Though words fall short in matters of the heart, they also enable us to evoke the intangible. Words help us process, while sounds restore memories—images—to their emotional depth. When I was commissioned to write a piece to be performed by a combination of classical and jazz musicians, I knew immediately that I wanted to pay tribute to Reo and the void he left behind. For me, the connection between jazz and modern (classical) music meant connecting the world without Reo with the fragmented memories of the days after I’d just heard he hadn’t survived the surgery. The piece I wanted to write would bridge the gap between then and now, between whole and broken, life and the afterlife, waking and dreaming and lost and found. While composing, the real healing process began for me; words that had been so important to me at the time became increasingly meaningless; Words became sounds, and in the vocal section, the sounds became words again. At the end of the piece, in the finale of all the fragmented memories, I created and developed a world, only to see it disintegrate or even collapse in the blink of an eye. Consonance and dissonance, jazz and classical, Reo and me. I discovered that as an individual you not only live in a universe that fires events and feelings at you from outside, ranging from hate and jealousy to beauty and love, but that at the same time the entire universe also exists within you. True magic lies in finding yourself, when the outside world ceases to exist for a moment, in your own universe. Letting the listener experience this after the final bar was the goal of the composition. The composition is my process of losing myself and finding that I’m found again.

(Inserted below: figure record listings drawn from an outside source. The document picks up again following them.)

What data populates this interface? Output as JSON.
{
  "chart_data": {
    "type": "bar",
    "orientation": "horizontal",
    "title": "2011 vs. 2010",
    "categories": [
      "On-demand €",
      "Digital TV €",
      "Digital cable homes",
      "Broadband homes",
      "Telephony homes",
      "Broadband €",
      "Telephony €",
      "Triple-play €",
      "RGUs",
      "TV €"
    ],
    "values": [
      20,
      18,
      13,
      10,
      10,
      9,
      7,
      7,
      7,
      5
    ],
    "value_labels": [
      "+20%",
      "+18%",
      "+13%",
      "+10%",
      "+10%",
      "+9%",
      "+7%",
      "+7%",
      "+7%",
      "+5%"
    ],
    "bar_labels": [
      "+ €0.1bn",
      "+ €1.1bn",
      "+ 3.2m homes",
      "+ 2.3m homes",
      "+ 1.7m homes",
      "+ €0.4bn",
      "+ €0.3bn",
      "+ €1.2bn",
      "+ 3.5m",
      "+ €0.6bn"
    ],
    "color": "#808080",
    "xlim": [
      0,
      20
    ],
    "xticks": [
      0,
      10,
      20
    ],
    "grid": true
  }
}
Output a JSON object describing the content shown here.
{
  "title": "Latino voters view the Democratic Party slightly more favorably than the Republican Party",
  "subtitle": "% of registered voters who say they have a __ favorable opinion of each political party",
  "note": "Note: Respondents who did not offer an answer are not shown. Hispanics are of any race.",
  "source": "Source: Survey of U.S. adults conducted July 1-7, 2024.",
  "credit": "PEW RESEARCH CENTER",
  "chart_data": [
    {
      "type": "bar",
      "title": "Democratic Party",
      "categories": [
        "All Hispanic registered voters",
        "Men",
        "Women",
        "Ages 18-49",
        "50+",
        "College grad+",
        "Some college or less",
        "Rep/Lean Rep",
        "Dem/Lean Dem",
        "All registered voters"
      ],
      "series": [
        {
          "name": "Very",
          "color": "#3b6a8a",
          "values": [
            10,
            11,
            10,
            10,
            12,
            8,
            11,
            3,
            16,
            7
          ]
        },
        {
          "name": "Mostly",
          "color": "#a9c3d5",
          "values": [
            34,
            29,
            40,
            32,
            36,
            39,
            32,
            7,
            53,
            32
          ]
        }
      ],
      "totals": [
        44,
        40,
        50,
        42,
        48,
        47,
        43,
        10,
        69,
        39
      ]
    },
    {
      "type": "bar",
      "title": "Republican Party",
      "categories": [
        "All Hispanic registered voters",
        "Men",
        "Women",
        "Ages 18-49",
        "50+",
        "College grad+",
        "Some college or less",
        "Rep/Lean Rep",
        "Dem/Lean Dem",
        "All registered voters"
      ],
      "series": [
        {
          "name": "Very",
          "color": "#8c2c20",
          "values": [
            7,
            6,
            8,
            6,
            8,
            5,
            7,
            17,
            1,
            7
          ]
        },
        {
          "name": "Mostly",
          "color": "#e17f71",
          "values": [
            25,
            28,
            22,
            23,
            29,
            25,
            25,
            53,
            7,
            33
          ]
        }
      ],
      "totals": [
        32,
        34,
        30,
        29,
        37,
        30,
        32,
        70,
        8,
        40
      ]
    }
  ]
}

The composition is atypical for me, with many influences from non-classical music. During my studies at the Minerva Art Academy, I learned to view communication media as technologies that slowly develop and mature. From this perspective, the symphony orchestra, within the context of Western classical music, is one of the most beautiful “instruments” humanity has ever created. It only reached its full maturity in the nineteenth century, after centuries of development. Now we live in an age of transience, in which, for example, many synthetic instruments in pop music come and go. The symphony orchestra itself has achieved a stable standard status. The same is true for the big band in jazz. Precisely because the commission for the composition “The Words” offered me the opportunity to combine both stable—standard—instruments—symphony orchestra and big band—I could experiment with timbres to my heart’s content. A triumph for analog instruments, as digital detox, it opens entirely new sonic possibilities. With this choice, I had to give up many other possibilities (such as combining playing techniques or styles). For this piece, I therefore chose to combine the timbres of jazz and classical music into a more (modern) classical piece. It’s more of a classical piece with new and jazzy timbres than a jazz piece with symphonic orchestral colors. The exciting challenge during the composition was to explore what’s possible today with instruments from the 19th and 20th centuries, respectively…
The piece is bombastic and about a collapsing world, in which a specific melody appears in ever-changing guises and travels through different sections until the penultimate section, where a singer takes over. There, the truth is revealed in a climax where it finally becomes clear that what was, is unsustainable without the right words.